The Bribery Act: 18 months on

Bribery brown envelope

July 2011 saw the greatly anticipated UK Bribery Act come into effect, with the aim of replacing the ineffective anti-corporate corruption regime that preceded it, a regime criticised for favouring settlement over prosecution in incidences of corporate bribery. 

The act initially looked set to deliver on its promises by giving UK courts the power to enforce up to 10 year jail sentences and unlimited fines.

It struck fear into the hearts of many previously complacent directors and CEOs by holding them directly responsible for any suspicious spending, not only by employees, but by any, loosely defined, “associates”.

This fear, however, seems to have been unfounded; we are now 18 months down the line and yet to see any high-profile corporate prosecutions.

Lack of faith

The recent Ernst & Young Global Fraud Survey highlighted a significant lack of faith in Serious Fraud Office’s (SFO’s) ability to enforce the Bribery Act: only 26% of executives thought that UK enforcers were willing to prosecute in cases of bribery and corruption. 

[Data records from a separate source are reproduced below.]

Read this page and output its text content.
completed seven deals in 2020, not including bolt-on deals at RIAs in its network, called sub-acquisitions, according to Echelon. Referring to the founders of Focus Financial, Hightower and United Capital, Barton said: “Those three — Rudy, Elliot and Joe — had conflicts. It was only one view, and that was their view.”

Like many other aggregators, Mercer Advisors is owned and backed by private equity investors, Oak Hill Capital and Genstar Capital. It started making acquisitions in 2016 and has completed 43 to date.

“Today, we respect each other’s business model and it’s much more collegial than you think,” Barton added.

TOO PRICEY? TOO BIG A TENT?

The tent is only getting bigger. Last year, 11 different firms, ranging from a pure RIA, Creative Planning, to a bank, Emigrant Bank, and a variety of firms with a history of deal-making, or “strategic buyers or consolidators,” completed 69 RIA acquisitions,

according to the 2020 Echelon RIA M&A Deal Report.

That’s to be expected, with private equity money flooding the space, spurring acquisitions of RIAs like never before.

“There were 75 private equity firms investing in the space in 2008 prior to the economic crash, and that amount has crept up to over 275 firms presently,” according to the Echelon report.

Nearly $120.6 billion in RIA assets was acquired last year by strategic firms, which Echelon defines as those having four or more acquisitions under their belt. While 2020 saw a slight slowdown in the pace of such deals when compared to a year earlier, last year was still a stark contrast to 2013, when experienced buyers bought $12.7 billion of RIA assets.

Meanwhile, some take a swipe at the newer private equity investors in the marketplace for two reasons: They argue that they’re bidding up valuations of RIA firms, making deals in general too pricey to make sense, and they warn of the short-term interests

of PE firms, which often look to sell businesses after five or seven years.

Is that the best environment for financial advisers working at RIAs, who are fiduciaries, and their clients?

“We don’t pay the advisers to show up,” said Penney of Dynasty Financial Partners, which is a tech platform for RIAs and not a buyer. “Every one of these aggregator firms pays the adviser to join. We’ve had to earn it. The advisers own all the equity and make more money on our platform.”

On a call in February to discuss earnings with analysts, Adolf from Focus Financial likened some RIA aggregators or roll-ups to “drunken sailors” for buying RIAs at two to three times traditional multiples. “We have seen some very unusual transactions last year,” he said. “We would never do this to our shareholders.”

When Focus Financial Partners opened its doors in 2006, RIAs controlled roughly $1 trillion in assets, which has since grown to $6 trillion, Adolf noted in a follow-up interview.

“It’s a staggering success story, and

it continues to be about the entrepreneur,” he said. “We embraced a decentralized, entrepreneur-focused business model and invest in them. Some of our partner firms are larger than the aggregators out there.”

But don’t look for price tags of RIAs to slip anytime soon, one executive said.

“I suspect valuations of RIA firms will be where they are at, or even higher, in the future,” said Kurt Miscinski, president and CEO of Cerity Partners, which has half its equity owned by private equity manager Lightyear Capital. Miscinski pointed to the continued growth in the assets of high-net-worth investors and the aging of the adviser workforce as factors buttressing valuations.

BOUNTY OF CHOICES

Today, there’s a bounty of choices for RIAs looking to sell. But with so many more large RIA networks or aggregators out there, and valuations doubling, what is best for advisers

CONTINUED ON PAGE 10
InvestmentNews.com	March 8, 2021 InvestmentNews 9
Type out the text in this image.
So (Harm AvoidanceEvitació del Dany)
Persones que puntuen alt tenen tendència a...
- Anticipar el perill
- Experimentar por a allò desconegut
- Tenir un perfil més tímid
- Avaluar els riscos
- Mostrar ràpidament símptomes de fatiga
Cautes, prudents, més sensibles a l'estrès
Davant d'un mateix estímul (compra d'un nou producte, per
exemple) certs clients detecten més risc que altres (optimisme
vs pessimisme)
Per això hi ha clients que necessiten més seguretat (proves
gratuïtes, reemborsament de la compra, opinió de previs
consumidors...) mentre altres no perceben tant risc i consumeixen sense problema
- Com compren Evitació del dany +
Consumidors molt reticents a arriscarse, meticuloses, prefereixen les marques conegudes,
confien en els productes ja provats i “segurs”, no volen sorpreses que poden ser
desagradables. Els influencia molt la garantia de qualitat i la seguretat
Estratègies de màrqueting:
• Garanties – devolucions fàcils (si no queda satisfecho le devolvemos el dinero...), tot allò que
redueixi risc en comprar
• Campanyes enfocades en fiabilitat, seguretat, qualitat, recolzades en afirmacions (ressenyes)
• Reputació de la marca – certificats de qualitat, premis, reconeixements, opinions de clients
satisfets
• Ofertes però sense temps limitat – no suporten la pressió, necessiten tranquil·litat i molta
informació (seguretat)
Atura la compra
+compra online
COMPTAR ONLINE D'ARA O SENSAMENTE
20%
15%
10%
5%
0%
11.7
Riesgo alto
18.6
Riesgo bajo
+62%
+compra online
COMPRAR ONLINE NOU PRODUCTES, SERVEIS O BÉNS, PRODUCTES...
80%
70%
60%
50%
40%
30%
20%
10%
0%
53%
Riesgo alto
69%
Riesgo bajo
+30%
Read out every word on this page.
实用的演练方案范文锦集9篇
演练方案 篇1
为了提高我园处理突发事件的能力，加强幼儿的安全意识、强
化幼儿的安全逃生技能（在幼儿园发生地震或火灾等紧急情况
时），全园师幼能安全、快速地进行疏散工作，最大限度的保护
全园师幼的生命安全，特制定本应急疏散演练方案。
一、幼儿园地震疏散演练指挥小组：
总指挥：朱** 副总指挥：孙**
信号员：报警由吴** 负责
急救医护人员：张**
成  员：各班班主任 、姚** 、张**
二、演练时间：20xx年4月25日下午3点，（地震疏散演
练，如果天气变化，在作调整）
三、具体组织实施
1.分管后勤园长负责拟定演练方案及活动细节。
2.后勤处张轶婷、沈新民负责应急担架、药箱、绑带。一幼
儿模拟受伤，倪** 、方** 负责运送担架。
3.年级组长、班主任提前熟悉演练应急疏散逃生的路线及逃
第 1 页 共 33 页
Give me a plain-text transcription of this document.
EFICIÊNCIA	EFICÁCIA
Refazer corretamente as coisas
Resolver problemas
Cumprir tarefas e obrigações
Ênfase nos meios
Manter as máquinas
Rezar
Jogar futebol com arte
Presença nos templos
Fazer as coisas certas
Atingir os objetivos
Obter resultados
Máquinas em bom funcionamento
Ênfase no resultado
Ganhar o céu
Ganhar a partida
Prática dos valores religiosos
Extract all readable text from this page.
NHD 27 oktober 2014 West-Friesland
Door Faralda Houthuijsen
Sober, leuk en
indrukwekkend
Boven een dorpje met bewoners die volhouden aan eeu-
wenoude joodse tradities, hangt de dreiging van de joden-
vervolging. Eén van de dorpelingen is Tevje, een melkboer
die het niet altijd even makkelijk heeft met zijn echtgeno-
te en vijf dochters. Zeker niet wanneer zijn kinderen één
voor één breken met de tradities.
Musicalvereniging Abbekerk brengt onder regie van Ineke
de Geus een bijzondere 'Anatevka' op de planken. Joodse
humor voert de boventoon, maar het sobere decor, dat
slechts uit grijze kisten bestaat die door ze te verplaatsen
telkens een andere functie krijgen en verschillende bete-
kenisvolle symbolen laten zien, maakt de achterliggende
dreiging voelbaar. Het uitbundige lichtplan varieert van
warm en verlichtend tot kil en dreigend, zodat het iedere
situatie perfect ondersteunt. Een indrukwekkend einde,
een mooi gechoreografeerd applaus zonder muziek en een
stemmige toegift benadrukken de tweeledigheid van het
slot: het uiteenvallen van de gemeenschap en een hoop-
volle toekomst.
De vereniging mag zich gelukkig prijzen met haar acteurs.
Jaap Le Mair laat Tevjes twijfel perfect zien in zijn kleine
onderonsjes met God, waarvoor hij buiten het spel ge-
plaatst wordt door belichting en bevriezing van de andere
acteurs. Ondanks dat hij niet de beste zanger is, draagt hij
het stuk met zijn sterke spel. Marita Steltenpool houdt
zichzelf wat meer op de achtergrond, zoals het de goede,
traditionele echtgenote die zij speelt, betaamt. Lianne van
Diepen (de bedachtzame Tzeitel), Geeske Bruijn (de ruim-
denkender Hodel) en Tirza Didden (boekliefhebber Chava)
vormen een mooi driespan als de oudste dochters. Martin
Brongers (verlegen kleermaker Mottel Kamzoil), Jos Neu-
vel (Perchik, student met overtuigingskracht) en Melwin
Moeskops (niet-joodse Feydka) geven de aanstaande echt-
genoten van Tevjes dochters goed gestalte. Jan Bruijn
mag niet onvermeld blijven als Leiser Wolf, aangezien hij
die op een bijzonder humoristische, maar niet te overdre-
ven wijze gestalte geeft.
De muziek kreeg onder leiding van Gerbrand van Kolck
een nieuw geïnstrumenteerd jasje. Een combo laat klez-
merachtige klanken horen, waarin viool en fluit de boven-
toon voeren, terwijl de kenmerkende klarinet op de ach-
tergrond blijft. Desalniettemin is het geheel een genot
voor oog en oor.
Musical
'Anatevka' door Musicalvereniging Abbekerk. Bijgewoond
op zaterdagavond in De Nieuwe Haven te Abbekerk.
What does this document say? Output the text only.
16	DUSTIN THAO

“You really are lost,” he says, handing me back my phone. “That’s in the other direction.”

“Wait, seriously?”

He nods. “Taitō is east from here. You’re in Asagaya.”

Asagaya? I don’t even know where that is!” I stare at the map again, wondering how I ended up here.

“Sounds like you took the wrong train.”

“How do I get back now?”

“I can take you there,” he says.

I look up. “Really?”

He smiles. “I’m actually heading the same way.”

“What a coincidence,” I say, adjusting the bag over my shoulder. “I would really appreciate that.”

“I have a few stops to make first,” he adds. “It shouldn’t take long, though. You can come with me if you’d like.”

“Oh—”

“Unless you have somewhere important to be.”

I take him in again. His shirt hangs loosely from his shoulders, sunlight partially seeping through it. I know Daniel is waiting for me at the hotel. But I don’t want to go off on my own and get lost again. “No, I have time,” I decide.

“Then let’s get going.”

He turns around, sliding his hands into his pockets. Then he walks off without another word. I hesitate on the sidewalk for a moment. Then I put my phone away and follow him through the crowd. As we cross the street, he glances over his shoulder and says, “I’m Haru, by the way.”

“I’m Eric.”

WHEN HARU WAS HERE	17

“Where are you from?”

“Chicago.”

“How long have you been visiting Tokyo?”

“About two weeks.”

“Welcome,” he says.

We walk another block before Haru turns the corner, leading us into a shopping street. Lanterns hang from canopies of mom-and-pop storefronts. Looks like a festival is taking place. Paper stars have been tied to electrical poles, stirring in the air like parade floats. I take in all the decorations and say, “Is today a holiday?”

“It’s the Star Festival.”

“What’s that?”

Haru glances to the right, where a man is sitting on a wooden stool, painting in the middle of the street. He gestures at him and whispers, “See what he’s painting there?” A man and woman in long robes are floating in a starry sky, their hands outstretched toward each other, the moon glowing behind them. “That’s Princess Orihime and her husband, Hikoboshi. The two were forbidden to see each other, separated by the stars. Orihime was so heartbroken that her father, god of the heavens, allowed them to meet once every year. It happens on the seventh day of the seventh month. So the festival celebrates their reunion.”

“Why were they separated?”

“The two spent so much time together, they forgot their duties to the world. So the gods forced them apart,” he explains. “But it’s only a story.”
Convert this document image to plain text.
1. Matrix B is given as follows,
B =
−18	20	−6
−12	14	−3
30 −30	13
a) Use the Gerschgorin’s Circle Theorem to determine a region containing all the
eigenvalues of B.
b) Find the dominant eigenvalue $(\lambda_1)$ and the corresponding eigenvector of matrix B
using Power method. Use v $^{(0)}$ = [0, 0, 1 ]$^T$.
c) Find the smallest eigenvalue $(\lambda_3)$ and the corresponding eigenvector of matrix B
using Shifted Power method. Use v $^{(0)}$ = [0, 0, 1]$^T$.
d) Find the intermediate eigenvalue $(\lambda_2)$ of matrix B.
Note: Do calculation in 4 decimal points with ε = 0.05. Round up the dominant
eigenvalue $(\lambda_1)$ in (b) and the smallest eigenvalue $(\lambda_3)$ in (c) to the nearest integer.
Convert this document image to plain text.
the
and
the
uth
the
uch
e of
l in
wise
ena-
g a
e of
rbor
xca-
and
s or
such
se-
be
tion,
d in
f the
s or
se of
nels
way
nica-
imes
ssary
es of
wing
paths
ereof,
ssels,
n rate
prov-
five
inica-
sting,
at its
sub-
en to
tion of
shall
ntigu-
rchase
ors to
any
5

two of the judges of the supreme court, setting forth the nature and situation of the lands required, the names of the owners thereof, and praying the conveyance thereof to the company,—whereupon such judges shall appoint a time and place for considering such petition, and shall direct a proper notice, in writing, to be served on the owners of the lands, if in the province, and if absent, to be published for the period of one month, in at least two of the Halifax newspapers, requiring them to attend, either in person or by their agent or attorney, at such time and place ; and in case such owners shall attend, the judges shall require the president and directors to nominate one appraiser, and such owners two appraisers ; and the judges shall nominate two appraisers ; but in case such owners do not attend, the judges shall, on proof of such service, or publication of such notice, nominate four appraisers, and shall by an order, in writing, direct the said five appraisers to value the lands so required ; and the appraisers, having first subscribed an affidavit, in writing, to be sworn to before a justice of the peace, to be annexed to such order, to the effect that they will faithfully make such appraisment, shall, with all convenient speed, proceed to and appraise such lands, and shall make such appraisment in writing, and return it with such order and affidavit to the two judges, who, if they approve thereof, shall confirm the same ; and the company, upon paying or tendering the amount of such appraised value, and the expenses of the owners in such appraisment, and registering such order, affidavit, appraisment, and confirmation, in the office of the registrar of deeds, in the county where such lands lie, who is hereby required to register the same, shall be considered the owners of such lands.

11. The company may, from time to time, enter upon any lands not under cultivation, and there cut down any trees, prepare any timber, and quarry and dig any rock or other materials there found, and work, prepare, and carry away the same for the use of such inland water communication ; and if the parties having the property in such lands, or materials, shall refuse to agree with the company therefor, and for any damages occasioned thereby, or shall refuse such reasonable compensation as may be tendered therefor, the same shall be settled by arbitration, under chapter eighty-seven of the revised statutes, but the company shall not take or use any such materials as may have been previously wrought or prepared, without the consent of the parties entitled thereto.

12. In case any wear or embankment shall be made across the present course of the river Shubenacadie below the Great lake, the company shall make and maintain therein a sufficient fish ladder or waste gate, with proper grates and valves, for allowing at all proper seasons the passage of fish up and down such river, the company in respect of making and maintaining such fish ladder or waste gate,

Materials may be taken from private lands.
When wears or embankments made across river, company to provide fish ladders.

It is important to remember that bribery and fraud investigations can take years to come to a fruition

In another blow to the SFO’s integrity, the Ernst & Young survey also discovered that only 56% of UK companies even knew that the Bribery Act existed. One would have thought that more prosecutions would have arisen from this ignorance, but the figures speak for themselves.

All of that said, it is important to remember that bribery and fraud investigations can take years to come to a fruition.

Evidence of this can be seen when you consider that during 2012, several UK organisations faced bribery-related prosecutions under separate or previous laws. It will not be long before the Bribery Act begins to show its teeth.

Furthermore, the purpose of the act is not to lock-up as many bribery perpetrators as can be found, but to educate and manufacture a change in attitude. The SFO has laid out five key corporate hospitality criteria that must be satisfied in order to mitigate against bribery prosecutions:

  • The company has a clear issued policy regarding gifts and hospitality
  • The amount of employee expenditure is within policy limits and any claims that exceed the limit are referred to a high level within the organisation
  • Expenditure is “proportionate”
  • The company has evidence that all employee expenditure was recorded, and the recipient was entitled to receive the hospitality under the relevant legal jurisdiction

Increasing director and CEO liability should be more than sufficient in placing these criteria at the top of companies’ agendas. Businesses will need to consider the methods used to capture, check and record employee expenditure, in order to generate an up-to-date paper trail in case of an investigation by the SFO.

The lack of prosecutions could hinder the success of these criteria in changing business practices because there are no case studies for what the SFO views as ‘poor practice’.

However, once the remaining cases under the old legislation have been dealt with and the SFO starts securing prosecutions with the new Act, a uniform policy trend will begin to appear.